Hoy no
hemos venido a rendir cuentas. Nada de nada. Se acabaron las
excusas, los decorados y los papeles secundarios que escondían nostalgias y
mentiras. Hoy he venido a despedirme. Sí, esta ardua tarea a la que estamos
continuamente expuestos, a la que le tenemos miedo, a la que pocos disponen del
derecho a decidir, la que nos instala el frío en la piel convirtiendo el
preciado tesoro del tiempo en horas muertas. Por eso, las pocas veces que
podemos hacerlo son las que nos definen como ser y las que muestran nuestro
posicionamiento hacia la vida, oportunidades para crecer y seguir persiguiendo
instantes eternos que reflejan felicidad.
Cae una
sola gota y los círculos concéntricos tienden al infinito. Vuelves a contarlos,
como cuando eras pequeño y tirabas piedras al río. Los círculos del agua te
chupaban las pupilas, te perdías en el momento exacto en el cuál te
arrastraban, te fundías con la superficie líquida, y dejabas de ser, de ser.

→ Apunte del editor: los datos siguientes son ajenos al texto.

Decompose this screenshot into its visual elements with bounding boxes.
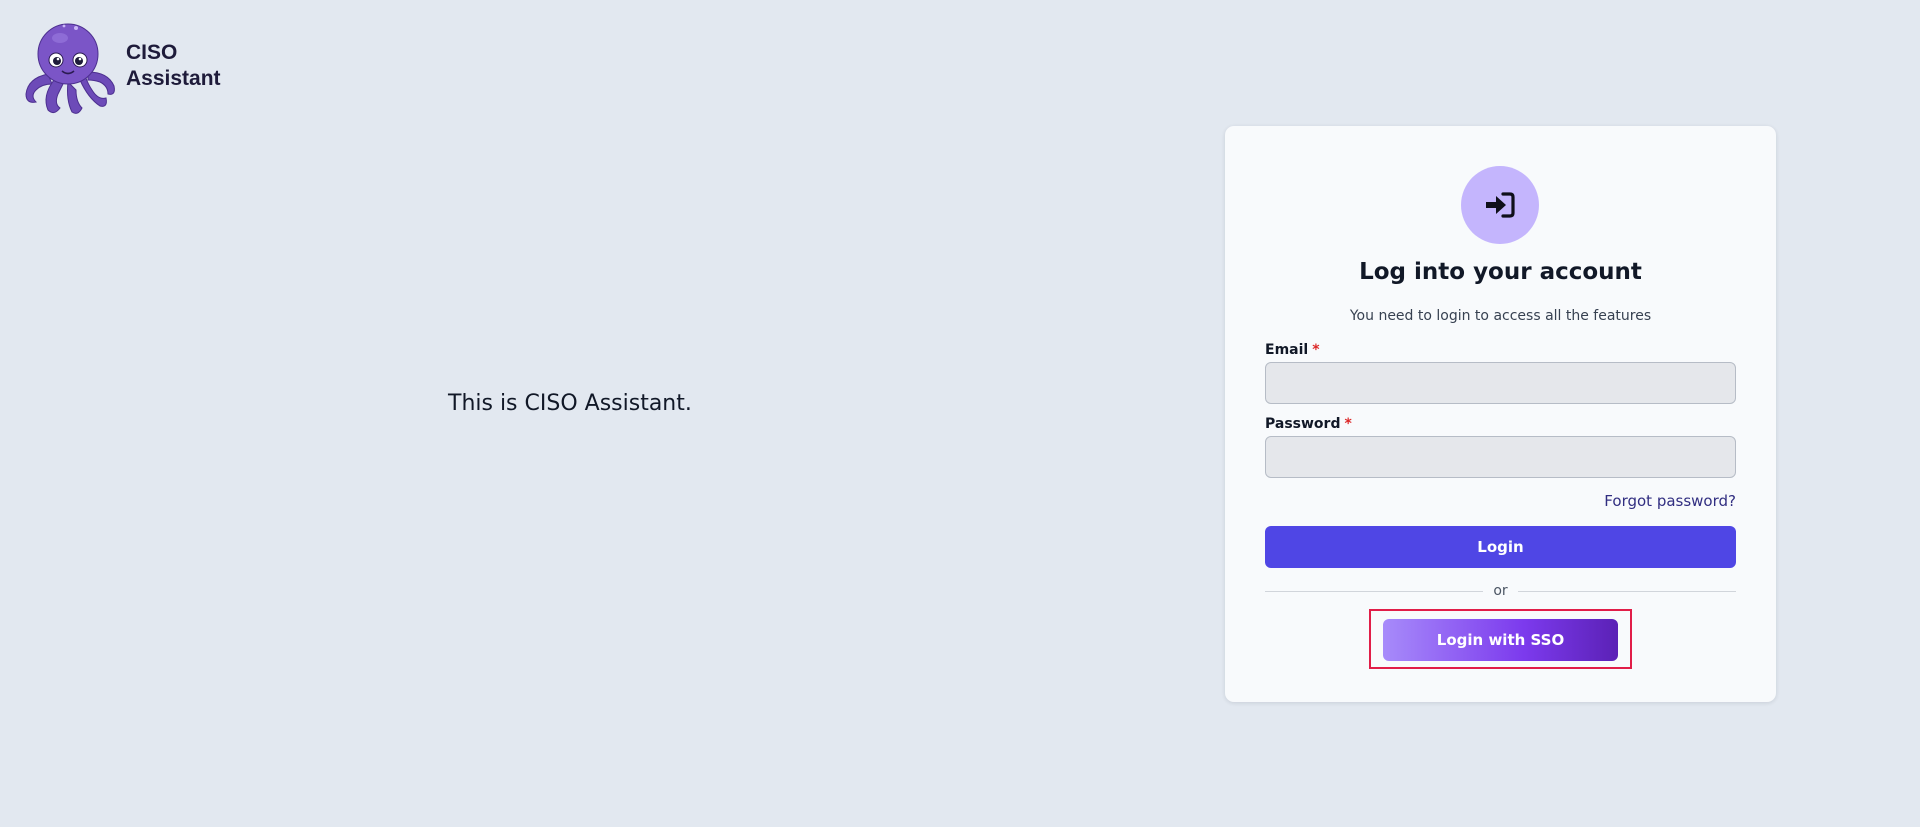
email-label: Email * — [1265, 342, 1320, 358]
sso-login-button[interactable]: Login with SSO — [1383, 619, 1618, 661]
brand-logo[interactable]: CISO Assistant — [18, 16, 221, 116]
divider-text: or — [1493, 583, 1508, 599]
email-required-mark: * — [1312, 342, 1320, 358]
divider-line-right — [1517, 590, 1737, 592]
or-divider: or — [1265, 583, 1737, 599]
divider-line-left — [1265, 590, 1484, 592]
login-icon-badge — [1461, 166, 1539, 244]
login-card: Log into your account You need to login … — [1225, 126, 1776, 702]
forgot-password-link[interactable]: Forgot password? — [1604, 492, 1736, 510]
brand-name-line1: CISO — [126, 41, 178, 64]
tagline: This is CISO Assistant. — [448, 391, 692, 416]
login-subtitle: You need to login to access all the feat… — [1349, 308, 1652, 324]
password-label-text: Password — [1265, 416, 1341, 432]
password-required-mark: * — [1344, 416, 1352, 432]
octopus-mascot-icon — [25, 23, 115, 114]
password-field[interactable] — [1265, 436, 1736, 478]
password-label: Password * — [1265, 416, 1352, 432]
email-field[interactable] — [1265, 362, 1736, 404]
sign-in-arrow-icon — [1486, 192, 1515, 218]
email-label-text: Email — [1265, 342, 1309, 358]
login-title: Log into your account — [1359, 259, 1642, 285]
login-button[interactable]: Login — [1265, 526, 1736, 568]
brand-name: CISO Assistant — [126, 40, 221, 92]
brand-name-line2: Assistant — [126, 67, 221, 90]
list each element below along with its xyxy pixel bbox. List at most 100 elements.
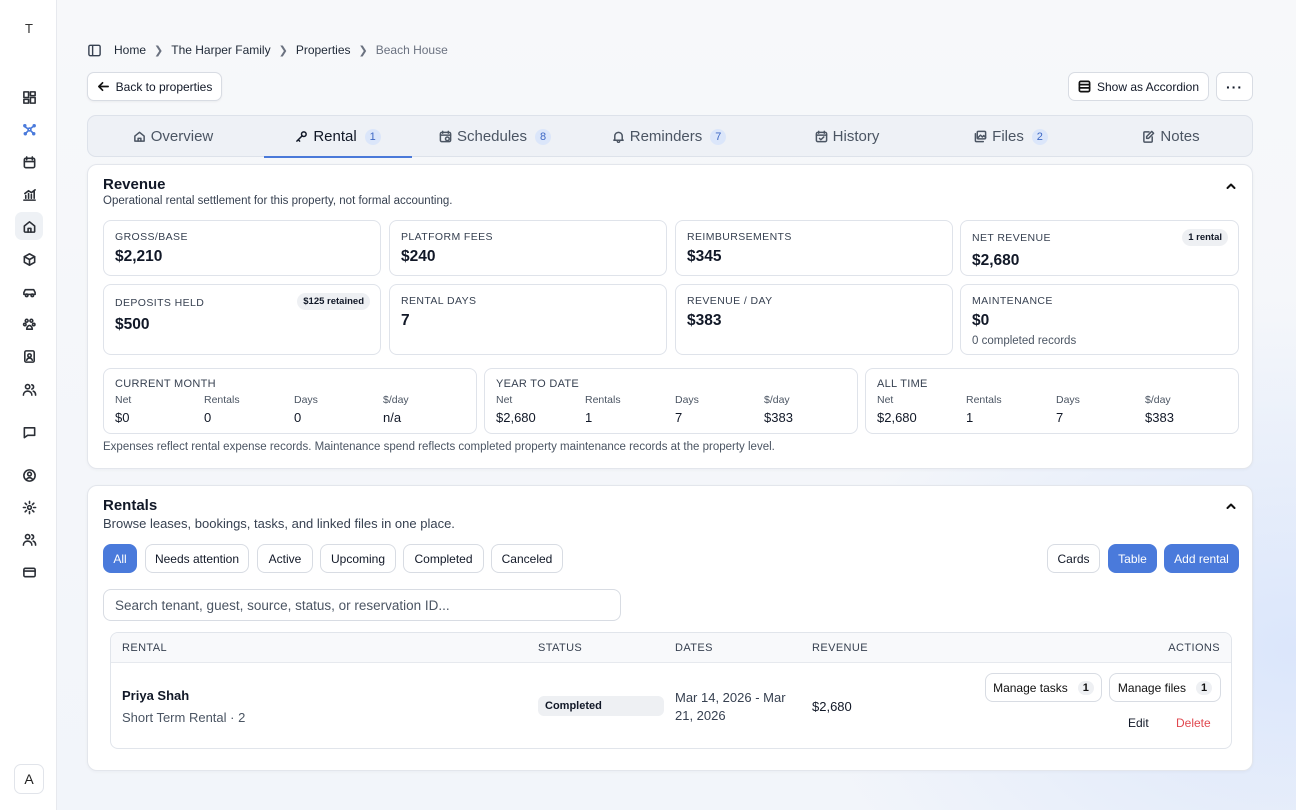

Unos instantes de nada, unos segundos eternos de vacío. La mente en blanco. El
cuerpo en blanco. Sin dolor. Sin deseo. Sin asco. Sin miedo. La vida, unos
instantes en suspenso para sobrevivirla, para soportarla, para retomarla de
nuevo en el mismo lugar dónde la dejaste. Con alas rotas o pulmones
agujereados. Cae una sola gota hoy, también, y vuelves a contar los círculos
hasta que los números se te borran y vuelves a ser aire en el agua, y la vida
se queda quieta un rato, cómo si no fuera, cómo si no hubiera sido nunca.
Emprendes
el camino de regreso, que hace daño en los huesos y en la carne. Pero hoy
puedes llamar. Y la vida, que también tiende al infinito, no te ha recibido
nunca con ningún reproche.
No has encontrado nunca las palabras del deseo
de vivir. Quizás es que el deseo no te pesa, ni te hace telarañas alrededor del
pulmón, ni te corta la piel a raíz de las uñas. El deseo te respira en todas
las células del cuerpo, no se encalla en ningún órgano, en ningún músculo, en
ningún hueso. Te atraviesa de arriba abajo como un torrente que salta por
encima de todas las piedras. El deseo no tiene nombre porque se vive en el
grito, en el gemido, en el silencio. Porque se vive, y es suficiente.